4 Der Revisionszulassungsgrund der grundsätzlichen Bedeutung gemäß § 132 Abs. 2 Nr. 1 VwGO setzt voraus, dass die Rechtssache eine konkrete, in dem zu entscheidenden Fall erhebliche Frage des revisiblen Rechts aufwirft, die im Interesse der Einheitlichkeit der Rechtsprechung oder der Rechtsfortbildung der Klärung in einem Revisionsverfahren bedarf (Beschluss vom 2. Oktober 1961 - BVerwG 8 B 78.61 - BVerwGE 13, 90 <91> = Buchholz 310 § 132 VwGO Nr. 18; stRspr).

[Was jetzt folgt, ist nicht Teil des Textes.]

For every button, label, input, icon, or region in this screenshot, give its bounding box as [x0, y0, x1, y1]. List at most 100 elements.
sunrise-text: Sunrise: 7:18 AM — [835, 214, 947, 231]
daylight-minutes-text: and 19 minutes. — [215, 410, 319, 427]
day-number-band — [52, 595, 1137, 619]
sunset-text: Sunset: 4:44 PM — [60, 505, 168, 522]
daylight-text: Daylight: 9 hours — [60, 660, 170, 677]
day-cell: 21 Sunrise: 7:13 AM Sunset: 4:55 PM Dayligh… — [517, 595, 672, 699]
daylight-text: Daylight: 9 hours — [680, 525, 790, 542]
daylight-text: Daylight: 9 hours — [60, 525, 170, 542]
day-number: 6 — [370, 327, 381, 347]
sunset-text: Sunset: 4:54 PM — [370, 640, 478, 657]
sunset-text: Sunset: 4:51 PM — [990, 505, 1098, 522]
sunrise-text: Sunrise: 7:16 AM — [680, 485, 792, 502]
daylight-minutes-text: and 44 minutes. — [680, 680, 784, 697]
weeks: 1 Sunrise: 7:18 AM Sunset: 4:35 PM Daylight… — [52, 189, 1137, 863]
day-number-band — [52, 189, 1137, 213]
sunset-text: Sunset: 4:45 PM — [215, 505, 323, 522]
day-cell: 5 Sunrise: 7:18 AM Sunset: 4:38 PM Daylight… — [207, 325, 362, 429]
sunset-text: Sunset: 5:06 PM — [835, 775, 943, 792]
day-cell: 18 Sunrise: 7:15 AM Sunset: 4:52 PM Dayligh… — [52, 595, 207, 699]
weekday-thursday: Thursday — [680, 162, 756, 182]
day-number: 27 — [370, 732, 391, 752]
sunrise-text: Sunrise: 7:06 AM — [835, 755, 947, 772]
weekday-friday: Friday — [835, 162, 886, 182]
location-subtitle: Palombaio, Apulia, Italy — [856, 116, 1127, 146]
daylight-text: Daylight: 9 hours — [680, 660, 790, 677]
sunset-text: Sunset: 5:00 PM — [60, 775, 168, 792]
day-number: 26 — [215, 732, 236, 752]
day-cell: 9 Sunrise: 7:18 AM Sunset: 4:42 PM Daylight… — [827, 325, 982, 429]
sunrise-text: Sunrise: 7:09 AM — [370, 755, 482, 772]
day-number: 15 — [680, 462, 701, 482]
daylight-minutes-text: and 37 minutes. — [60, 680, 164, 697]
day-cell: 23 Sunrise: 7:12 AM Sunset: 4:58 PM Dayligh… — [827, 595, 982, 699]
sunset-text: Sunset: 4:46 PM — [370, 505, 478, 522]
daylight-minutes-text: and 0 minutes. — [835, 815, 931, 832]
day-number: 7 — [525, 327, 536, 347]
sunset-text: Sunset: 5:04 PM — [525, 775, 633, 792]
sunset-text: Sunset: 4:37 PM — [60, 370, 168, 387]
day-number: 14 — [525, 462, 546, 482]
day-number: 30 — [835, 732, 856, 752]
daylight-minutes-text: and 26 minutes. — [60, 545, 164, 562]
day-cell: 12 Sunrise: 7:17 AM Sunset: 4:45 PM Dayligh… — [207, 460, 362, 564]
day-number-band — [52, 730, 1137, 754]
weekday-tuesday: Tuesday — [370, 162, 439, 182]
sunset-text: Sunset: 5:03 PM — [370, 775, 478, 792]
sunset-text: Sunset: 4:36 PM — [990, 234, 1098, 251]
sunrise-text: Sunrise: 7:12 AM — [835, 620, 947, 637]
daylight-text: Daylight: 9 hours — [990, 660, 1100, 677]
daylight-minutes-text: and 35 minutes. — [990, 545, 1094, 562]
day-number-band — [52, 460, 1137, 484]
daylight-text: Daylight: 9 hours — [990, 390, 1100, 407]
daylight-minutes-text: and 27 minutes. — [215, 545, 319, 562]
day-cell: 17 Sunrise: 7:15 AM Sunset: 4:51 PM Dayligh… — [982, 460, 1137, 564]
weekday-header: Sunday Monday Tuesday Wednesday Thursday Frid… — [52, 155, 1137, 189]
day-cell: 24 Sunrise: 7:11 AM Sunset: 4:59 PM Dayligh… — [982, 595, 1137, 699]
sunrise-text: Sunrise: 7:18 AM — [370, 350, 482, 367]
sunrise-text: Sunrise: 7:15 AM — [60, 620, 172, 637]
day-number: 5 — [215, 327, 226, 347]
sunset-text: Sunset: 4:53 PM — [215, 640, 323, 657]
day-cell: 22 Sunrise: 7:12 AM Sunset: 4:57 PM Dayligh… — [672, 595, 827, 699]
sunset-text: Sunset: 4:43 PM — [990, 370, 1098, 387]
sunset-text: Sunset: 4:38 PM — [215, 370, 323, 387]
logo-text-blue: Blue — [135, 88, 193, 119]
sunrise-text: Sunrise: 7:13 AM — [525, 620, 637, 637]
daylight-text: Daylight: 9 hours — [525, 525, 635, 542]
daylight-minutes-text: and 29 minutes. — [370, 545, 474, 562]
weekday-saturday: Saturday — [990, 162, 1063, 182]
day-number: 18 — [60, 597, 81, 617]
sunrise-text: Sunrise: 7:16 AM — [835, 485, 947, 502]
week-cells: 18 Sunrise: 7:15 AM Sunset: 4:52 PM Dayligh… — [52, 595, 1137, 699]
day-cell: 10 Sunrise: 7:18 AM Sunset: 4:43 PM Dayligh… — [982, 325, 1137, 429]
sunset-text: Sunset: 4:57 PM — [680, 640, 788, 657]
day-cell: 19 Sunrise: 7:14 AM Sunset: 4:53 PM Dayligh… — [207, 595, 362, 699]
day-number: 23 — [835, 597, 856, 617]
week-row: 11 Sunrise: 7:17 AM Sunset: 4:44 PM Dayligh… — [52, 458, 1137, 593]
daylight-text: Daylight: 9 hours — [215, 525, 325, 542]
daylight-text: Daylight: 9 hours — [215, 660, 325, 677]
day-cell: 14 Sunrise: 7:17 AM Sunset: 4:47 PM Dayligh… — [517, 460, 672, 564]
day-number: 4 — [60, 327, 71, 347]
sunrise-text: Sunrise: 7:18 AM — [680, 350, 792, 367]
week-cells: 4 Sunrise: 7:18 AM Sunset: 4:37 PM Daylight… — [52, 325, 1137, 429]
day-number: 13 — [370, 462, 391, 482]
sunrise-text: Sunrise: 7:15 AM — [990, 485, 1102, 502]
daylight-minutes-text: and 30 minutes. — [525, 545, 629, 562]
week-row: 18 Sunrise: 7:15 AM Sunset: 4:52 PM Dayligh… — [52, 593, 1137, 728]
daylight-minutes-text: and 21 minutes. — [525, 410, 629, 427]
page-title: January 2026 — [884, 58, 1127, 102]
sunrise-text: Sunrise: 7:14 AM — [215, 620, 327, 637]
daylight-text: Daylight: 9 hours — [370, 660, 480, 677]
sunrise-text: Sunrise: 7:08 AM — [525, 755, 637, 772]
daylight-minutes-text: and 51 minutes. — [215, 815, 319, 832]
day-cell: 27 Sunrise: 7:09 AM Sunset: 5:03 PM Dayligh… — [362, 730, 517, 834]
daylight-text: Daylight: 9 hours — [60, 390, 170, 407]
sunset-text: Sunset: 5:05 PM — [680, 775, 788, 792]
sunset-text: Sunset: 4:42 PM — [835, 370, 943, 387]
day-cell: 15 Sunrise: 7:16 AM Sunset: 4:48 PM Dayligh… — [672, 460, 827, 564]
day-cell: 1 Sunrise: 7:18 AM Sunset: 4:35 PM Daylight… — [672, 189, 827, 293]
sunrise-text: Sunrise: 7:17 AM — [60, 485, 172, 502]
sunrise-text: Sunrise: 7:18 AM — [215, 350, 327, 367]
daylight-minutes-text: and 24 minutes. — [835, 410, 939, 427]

5 Danach kommt der von der Beklagten aufgeworfenen Frage keine grundsätzliche Bedeutung zu, weil die rechtlichen Grundsätze des Ausgleichsanspruchs wegen Zuvielarbeit durch das Urteil des Senats vom 28. Mai 2003 - BVerwG 2 C 28.02 - Buchholz 232 § 72 BBG Nr. 38 geklärt sind. Danach stehen Beamten Ansprüche auf Dienstbefreiung für denjenigen Dienst zu, den sie leisten, weil die regelmäßige Arbeitszeit rechtswidrig zu hoch festgesetzt ist. Der Senat hat diesen Ausgleichsanspruch aus dem Grundsatz von Treu und Glauben (§ 242 BGB) und den gesetzlichen Vorschriften über den Ausgleich überobligationsmäßiger Mehrarbeit hergeleitet. Die im entschiedenen Fall maßgebende Vorschrift des § 72 Abs. 2 BBG sei nach Treu und Glauben in einer Weise zu ergänzen, welche die beiderseitigen Interessen von Beamten und Dienstherrn zu einem billigen Ausgleich bringe und dabei Sinn und Zweck der Arbeitszeitregelung gerecht werde. Zu dem zeitlichen Umfang des Anspruchs auf Dienstbefreiung heißt es in dem Urteil vom 28. Mai 2003, a.a.O.:
„Bei der Heranziehung zu einem Zusatzdienst, der rechtswidrig gefordert wird, weil die regelmäßige Wochenarbeitszeit fehlerhaft festgesetzt worden ist, erscheint angemessen deshalb eine Dienstbefreiung, die ebenso lang ist wie die Zeit, die der Beamte allmonatlich insgesamt über die ohne Ausgleich höchstzulässige Mehrarbeit von fünf Stunden pro Monat hinaus gearbeitet hat.“

6 Damit hat der Senat zwei allgemeine Kriterien vorgegeben, nach denen der zeitliche Umfang des Anspruchs zu bemessen ist. Zum einen soll der zeitliche Umfang der Dienstbefreiung dem zeitlichen Umfang der rechtswidrig geleisteten Zuvielarbeit entsprechen. Zum anderen müssen Zeiten in Abzug gebracht werden, die nach den gesetzlichen Regelungen, hier nach § 72 Abs. 4 Satz 2 BremBG, ohne Ausgleich als Mehrarbeit geleistet werden müssen.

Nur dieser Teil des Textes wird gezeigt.